An aborted French revolution

Is it possible for the revolution to ultimately fail and have the monarchy suvive in France yet still have Louis XVI and Marie Antoinette both be executed . If so who would be the most likely successor to the throne? Would it have possibly transformed the monarchy into a constitutional one (sort of meeting half way with the revolutionaries) or would it still stay as an absolute monarchy trying to crack down on the treasoners? Also how would it have failed, perhaps if some foreign power had been let in to help deal with the revolutionaries?

I don't really know much about the period so it would be interesting to see what people think. Thanks in advance.
 
Is it possible for the revolution to ultimately fail and have the monarchy suvive in France yet still have Louis XVI and Marie Antoinette both be executed . If so who would be the most likely successor to the throne? Would it have possibly transformed the monarchy into a constitutional one (sort of meeting half way with the revolutionaries) or would it still stay as an absolute monarchy trying to crack down on the treasoners? Also how would it have failed, perhaps if some foreign power had been let in to help deal with the revolutionaries?

I don't really know much about the period so it would be interesting to see what people think.
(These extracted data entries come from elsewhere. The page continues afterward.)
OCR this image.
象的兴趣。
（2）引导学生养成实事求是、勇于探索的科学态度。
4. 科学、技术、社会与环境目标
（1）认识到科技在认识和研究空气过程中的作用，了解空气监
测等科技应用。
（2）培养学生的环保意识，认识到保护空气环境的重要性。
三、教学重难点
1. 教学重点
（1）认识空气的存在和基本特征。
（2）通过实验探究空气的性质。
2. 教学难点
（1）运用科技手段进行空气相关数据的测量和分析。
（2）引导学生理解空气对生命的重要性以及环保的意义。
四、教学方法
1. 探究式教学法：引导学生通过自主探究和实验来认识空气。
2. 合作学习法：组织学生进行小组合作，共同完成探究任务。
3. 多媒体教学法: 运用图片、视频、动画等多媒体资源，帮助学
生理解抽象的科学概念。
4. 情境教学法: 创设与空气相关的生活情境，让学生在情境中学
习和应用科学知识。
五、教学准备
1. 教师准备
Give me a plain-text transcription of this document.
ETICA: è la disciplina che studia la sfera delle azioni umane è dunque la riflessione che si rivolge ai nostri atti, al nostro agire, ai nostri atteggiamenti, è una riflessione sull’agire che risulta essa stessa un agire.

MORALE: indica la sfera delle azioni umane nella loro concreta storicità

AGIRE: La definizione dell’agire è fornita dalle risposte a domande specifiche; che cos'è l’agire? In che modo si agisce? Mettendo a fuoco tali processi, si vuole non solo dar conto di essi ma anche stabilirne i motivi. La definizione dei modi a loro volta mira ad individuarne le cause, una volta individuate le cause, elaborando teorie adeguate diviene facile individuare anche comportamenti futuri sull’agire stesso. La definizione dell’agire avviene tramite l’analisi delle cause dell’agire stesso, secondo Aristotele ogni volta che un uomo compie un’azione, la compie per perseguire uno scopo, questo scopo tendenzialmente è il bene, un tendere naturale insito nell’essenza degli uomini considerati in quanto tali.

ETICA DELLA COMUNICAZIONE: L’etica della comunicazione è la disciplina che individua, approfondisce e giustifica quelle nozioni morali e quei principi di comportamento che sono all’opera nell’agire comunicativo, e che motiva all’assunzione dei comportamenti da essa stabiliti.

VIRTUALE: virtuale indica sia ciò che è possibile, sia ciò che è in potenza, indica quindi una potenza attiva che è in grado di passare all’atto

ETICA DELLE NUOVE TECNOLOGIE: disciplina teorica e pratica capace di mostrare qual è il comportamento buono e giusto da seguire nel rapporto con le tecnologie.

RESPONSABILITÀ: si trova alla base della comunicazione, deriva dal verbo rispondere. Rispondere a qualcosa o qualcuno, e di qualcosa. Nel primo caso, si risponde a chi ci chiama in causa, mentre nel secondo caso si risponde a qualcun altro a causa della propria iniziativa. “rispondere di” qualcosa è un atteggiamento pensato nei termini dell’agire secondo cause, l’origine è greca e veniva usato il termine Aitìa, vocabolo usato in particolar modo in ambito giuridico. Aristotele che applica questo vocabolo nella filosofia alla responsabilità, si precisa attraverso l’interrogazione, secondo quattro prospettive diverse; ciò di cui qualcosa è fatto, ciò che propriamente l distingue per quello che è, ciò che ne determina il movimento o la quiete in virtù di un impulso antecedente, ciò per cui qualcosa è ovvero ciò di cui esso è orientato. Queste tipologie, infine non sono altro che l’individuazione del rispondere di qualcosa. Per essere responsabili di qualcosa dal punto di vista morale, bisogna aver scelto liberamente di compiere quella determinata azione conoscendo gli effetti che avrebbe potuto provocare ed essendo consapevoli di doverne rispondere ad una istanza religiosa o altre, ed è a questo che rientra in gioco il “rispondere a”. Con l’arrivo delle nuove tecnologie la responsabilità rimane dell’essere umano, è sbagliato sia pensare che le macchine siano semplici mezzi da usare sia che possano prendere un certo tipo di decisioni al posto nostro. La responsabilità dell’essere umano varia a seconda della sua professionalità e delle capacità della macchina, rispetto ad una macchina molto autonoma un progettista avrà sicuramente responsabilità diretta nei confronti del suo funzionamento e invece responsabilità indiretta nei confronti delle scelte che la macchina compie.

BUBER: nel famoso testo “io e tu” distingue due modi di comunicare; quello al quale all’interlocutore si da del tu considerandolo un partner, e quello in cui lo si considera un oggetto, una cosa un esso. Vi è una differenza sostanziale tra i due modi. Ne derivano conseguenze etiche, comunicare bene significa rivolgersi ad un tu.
Thanks in advance.

Well a constitutional monarchy with Louis XVI DID happen in our timeline, before the revolution got out of control again after a few scares caused him to leave the country. Alternately Philippe Egalite could become a constitutional monarch.

If you have an earlier POD where Louis XVI was smarter, he could have co-opted the revolution under his leadership against the nobility, and become an "Enlightened" absolute monarch, similar to what happened in Prussia.
 
After the executions of Louis (XVI) and Marie Antoinette Capet and the end of the Reign of Terror, their son Louis-Charles Capet is put into the custody of General Marie-Joseph Motier Lafayette (who in TTL has not been captured by the Austrians) and lives in his household, where he is treated well and thus not only survives, but is ingrained with the ideals of the moderate revolutionaries as well. Later he attends both the civil and military branches of the École polytechnique in Paris.

In the april 1797 elections the moderate royalists gain a majority and are able to avert the coup d'état of the republican directors and Generals Hoche and Bonaparte with the help of Lafayette. It is agreed that Louis-Charles shall become King of the French at the age of 18 and that General Lafayette will act as regent until that time. He forms a triumvirate of Consuls with the moderately royalist directors Carnot and Francois Barthélemy with himself as First Consul.

Upon coming of age, Louis-Charles is sworn in as King of the French before a joint Session of the the Assemblée Nationale and the Senate in 1803. To demonstrate that he is not simply succeeding his father and that an entirely new era has begun he chooses the regal name of Louis-Carles 1er instead of Louis XVII. Upon his accession the title of Consul for life is created for Lafayette, who later resigns and becomes president of the Senate instead.